Here are a couple of tips I like to give when thinking about taking a day to rest in ministry, or any other job really.
Figure it out.
Carving out a 12-24 hour block of time away from ministry has been relatively easy. The most difficult challenge for me is how to spend my day off. Tolkien writes, “All we have to decide is what to do with the time that is given us.’’
My long time friend and professor of counseling, Dr. Larry Wagner has a phrase, “soul fatigue,” which refers to our soul not receiving replenishment and buffers from the weariness of life. Soul fatigue is easy to talk and read about, but quite the obstacle to overcome.

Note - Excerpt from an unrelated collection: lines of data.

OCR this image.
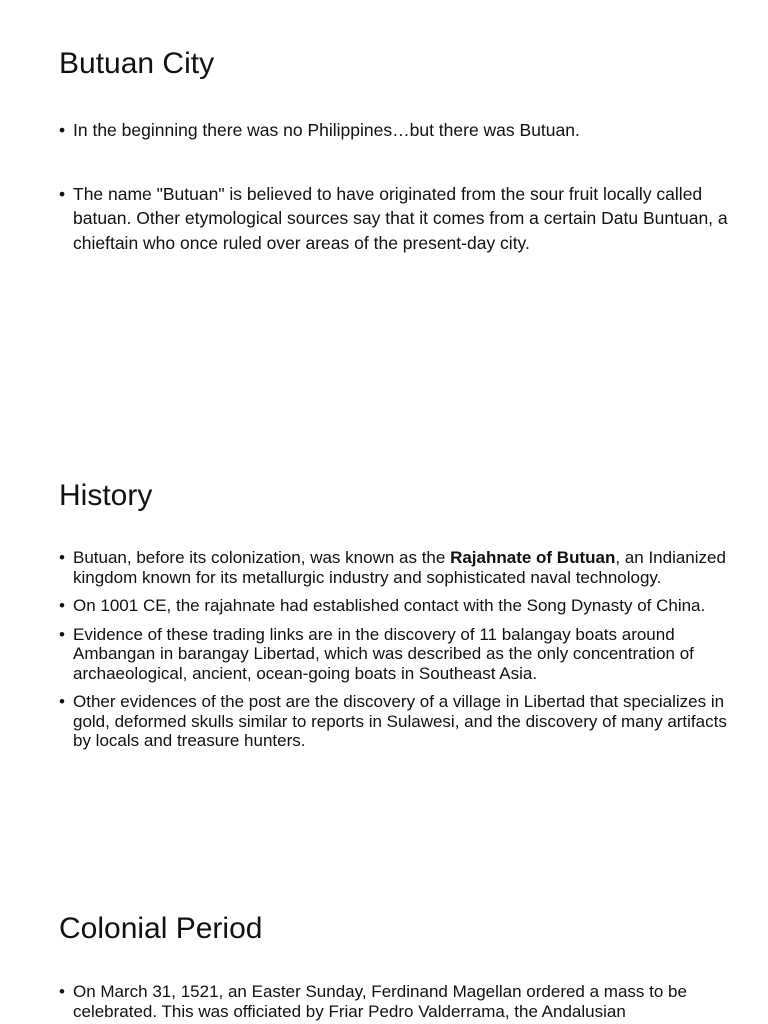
Butuan City
• In the beginning there was no Philippines…but there was Butuan.
• The name "Butuan" is believed to have originated from the sour fruit locally called batuan. Other etymological sources say that it comes from a certain Datu Buntuan, a chieftain who once ruled over areas of the present-day city.
History
• Butuan, before its colonization, was known as the Rajahnate of Butuan, an Indianized kingdom known for its metallurgic industry and sophisticated naval technology.
• On 1001 CE, the rajahnate had established contact with the Song Dynasty of China.
• Evidence of these trading links are in the discovery of 11 balangay boats around Ambangan in barangay Libertad, which was described as the only concentration of archaeological, ancient, ocean-going boats in Southeast Asia.
• Other evidences of the post are the discovery of a village in Libertad that specializes in gold, deformed skulls similar to reports in Sulawesi, and the discovery of many artifacts by locals and treasure hunters.
Colonial Period
• On March 31, 1521, an Easter Sunday, Ferdinand Magellan ordered a mass to be celebrated. This was officiated by Friar Pedro Valderrama, the Andalusian
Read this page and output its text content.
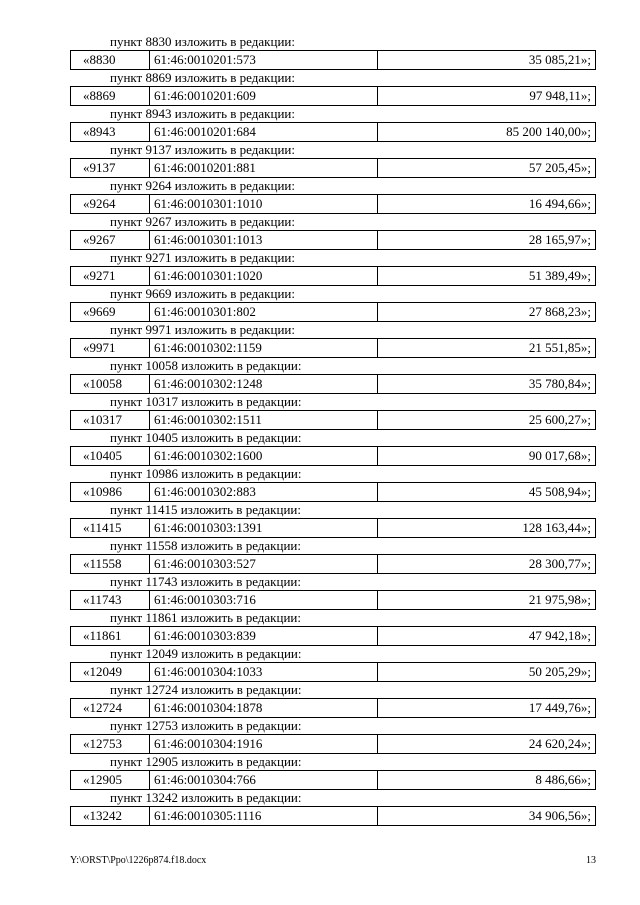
пункт 8830 изложить в редакции:
«8830	61:46:0010201:573	35 085,21»;
пункт 8869 изложить в редакции:
«8869	61:46:0010201:609	97 948,11»;
пункт 8943 изложить в редакции:
«8943	61:46:0010201:684	85 200 140,00»;
пункт 9137 изложить в редакции:
«9137	61:46:0010201:881	57 205,45»;
пункт 9264 изложить в редакции:
«9264	61:46:0010301:1010	16 494,66»;
пункт 9267 изложить в редакции:
«9267	61:46:0010301:1013	28 165,97»;
пункт 9271 изложить в редакции:
«9271	61:46:0010301:1020	51 389,49»;
пункт 9669 изложить в редакции:
«9669	61:46:0010301:802	27 868,23»;
пункт 9971 изложить в редакции:
«9971	61:46:0010302:1159	21 551,85»;
пункт 10058 изложить в редакции:
«10058	61:46:0010302:1248	35 780,84»;
пункт 10317 изложить в редакции:
«10317	61:46:0010302:1511	25 600,27»;
пункт 10405 изложить в редакции:
«10405	61:46:0010302:1600	90 017,68»;
пункт 10986 изложить в редакции:
«10986	61:46:0010302:883	45 508,94»;
пункт 11415 изложить в редакции:
«11415	61:46:0010303:1391	128 163,44»;
пункт 11558 изложить в редакции:
«11558	61:46:0010303:527	28 300,77»;
пункт 11743 изложить в редакции:
«11743	61:46:0010303:716	21 975,98»;
пункт 11861 изложить в редакции:
«11861	61:46:0010303:839	47 942,18»;
пункт 12049 изложить в редакции:
«12049	61:46:0010304:1033	50 205,29»;
пункт 12724 изложить в редакции:
«12724	61:46:0010304:1878	17 449,76»;
пункт 12753 изложить в редакции:
«12753	61:46:0010304:1916	24 620,24»;
пункт 12905 изложить в редакции:
«12905	61:46:0010304:766	8 486,66»;
пункт 13242 изложить в редакции:
«13242	61:46:0010305:1116	34 906,56»;
Y:\ORST\Ppo\1226p874.f18.docx	13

How do we utilize the day off as a way to deal with this tiredness of the soul?
Soul pace and space.
If God tells us to work hard for six days and take the seventh day off (Exodus 20:8), then we need to ask perhaps the most important question of all, “What work am I doing on those six days that should stop doing on the seventh?” The first thing to go for me is my primary task, which is teaching, mentoring, speaking and ministering to youth and young adults. My day off is a departure from that regularity. In a sense, I move from being “David the extravert” (people time) to “David the introvert (solitude time).”
So do something that is not a part of your six day rhythm. Working in a garden, hunting, reading a novel. Oh and don’t forget naps!
On the Sabbath, Jesus made some mud and opened a man’s eyes. Talk about a creative day off? And how much fun was it for the blind man, who experienced restoration? Your day off might not be that radical, it could be a visit to an elderly neighbor, gardening, working on an old car, or photographing birds.
How about staying away from church work, emails and phone calls? Why not climb on a boat and go fishing, sailing, or a day trip to the beach or mountains?
Jackson Browne released his famous song in 1977, “Running on Empty.” The soul cannot keep going and going without eventually breaking down. The soul needs a day off. How about you?